Sophos a global leader in network and endpoint security, announced Sophos Intercept X for Server, next-generation server protection with predictive deep learning technology that provides constantly evolving security against cyber threats. Sophos’ deep learning neural networks are trained on hundreds of millions of samples to look for suspicious attributes of malicious code and prevent never-before-seen malware attacks. SophosLabs research indicates that 75 percent of malware found in an organization is unique to that organization, indicating the majority of malware is previously unknown.
A recent Sophos survey reveals that two-thirds of IT managers worldwide don’t understand what anti-exploit technology is, leaving their organizations vulnerable to data breaches. Once inside a network, cybercriminals can use persistent and lateral moves to target and takeover servers to access the high-value data stored there, such as personally-identifiable information (PII), banking, tax, payroll and other financial records, proprietary intellectual properties, shared applications – all of which can be sold on the Dark Web or used for other types of attacks and monetary gain. Servers can also suffer collateral damage from ransomware and run-of-the-mill cyberattacks. Attacks reaching servers can be more devastating to a business than attacks on endpoints, due to the critical data they hold.
Attackers also use breached servers as proxies to redirect traffic to malicious websites and are now installing cryptominers on server farms and cloud accounts, so they can generate crypto-currencies by stealing a company’s CPU, RAM, electricity, and other resources. The motives of cybercriminals based on how servers are utilized, what’s stored there and what can be leveraged for multiple crimes underscores the need for predictive, server-designed security with advanced anti-exploit technology that helps protect even unpatched systems.
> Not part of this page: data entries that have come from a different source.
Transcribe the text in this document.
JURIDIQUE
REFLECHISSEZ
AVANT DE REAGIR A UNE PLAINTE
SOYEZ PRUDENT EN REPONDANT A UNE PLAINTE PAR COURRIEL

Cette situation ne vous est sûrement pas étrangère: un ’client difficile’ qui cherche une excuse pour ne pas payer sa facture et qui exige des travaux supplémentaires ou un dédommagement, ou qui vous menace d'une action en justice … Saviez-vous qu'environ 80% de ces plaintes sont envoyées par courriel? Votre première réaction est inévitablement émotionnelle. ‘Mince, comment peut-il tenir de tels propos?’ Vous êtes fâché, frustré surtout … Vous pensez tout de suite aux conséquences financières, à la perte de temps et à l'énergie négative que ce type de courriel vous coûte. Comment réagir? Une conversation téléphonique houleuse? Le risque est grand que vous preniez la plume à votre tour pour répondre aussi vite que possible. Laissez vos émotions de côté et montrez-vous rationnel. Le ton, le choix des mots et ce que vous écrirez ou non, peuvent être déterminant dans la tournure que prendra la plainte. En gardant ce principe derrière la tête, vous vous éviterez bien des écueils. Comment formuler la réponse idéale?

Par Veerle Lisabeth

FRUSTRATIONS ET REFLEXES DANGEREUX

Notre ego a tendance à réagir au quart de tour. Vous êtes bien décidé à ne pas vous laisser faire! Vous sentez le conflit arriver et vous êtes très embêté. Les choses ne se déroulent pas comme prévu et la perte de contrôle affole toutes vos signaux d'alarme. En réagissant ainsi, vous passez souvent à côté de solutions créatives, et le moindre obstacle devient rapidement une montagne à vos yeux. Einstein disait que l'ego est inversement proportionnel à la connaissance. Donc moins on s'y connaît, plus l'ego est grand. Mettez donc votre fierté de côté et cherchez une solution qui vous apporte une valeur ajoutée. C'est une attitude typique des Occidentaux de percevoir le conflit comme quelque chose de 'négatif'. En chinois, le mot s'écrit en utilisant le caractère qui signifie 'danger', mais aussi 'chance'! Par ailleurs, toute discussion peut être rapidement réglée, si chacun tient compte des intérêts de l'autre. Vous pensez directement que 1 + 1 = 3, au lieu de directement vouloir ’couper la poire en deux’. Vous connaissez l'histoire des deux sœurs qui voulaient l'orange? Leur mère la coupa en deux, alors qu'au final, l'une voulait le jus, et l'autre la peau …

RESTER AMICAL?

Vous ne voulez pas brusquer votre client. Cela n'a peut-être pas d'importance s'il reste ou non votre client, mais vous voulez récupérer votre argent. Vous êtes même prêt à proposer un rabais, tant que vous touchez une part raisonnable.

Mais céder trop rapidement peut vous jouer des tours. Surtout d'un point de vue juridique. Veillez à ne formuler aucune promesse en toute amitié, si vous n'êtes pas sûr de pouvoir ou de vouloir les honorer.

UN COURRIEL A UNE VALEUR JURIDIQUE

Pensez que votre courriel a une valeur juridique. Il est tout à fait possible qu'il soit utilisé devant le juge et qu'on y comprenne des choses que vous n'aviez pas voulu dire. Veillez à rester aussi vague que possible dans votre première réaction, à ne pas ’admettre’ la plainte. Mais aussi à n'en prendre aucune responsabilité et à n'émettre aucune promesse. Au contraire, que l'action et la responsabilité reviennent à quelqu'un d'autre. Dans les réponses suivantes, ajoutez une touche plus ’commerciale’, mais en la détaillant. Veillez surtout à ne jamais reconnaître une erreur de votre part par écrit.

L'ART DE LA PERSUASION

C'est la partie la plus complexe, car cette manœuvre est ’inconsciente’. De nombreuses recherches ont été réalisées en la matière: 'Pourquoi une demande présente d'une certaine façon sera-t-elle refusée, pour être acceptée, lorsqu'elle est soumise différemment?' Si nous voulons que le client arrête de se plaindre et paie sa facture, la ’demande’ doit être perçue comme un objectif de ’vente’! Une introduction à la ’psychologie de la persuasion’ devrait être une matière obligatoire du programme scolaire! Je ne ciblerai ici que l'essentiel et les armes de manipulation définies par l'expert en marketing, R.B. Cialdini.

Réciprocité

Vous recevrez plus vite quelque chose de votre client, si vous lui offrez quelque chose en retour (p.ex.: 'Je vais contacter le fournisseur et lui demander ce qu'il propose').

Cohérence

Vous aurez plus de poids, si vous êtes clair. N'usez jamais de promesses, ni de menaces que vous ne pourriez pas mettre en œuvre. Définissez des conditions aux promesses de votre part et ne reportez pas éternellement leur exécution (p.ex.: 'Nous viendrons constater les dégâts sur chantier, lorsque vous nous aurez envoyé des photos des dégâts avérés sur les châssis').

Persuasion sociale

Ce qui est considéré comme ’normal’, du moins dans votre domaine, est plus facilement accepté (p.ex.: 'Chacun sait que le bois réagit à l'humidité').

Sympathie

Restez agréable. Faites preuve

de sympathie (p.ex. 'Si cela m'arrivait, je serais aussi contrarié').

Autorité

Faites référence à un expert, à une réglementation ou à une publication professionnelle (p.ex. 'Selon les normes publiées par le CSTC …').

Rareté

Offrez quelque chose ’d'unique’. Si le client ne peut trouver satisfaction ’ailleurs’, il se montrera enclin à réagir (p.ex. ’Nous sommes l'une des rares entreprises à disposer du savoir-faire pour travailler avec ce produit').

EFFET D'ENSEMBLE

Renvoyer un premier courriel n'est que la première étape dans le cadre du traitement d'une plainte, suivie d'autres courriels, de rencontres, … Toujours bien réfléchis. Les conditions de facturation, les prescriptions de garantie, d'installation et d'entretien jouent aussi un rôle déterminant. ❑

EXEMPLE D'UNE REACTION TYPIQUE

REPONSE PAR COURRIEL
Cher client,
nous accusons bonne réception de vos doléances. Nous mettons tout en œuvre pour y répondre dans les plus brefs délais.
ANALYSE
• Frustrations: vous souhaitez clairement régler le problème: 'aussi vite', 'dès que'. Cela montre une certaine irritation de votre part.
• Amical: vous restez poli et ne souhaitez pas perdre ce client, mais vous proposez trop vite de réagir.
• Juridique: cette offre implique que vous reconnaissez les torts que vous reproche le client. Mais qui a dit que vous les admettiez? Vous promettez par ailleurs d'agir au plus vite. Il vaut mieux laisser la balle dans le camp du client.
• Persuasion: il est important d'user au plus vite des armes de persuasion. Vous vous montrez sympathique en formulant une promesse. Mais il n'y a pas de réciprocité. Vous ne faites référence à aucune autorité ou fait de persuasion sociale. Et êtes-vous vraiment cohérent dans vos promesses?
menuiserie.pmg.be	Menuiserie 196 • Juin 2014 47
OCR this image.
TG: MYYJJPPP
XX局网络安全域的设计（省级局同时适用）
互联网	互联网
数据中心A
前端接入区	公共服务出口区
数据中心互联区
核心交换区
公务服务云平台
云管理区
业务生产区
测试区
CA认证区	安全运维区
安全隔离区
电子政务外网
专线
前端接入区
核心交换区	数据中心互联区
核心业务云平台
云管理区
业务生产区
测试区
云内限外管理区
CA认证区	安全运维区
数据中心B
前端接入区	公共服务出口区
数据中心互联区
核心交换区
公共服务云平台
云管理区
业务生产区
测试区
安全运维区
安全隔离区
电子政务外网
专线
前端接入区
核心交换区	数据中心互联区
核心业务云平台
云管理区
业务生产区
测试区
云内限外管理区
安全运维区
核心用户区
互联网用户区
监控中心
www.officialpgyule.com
The need for server protection exists in organizations of all sizes, with smaller businesses being potentially at more risk than larger, better resourced enterprises as Frank Dickson, research vice president, Security Products with IDC commented, “The small- and mid-sized markets (SMBs) face challenges for server protection as they need the same level of protection as their enterprise counterparts, yet protection must be in an extremely easy to use offering. Additionally, sadly, SMBs are too often tempted to use underpowered, inappropriate PC endpoint offerings to protect servers as a way to save cost, forcing SMB server security vendors to provide compelling, affordable offerings that are also appropriate for a smaller or understaffed IT department.”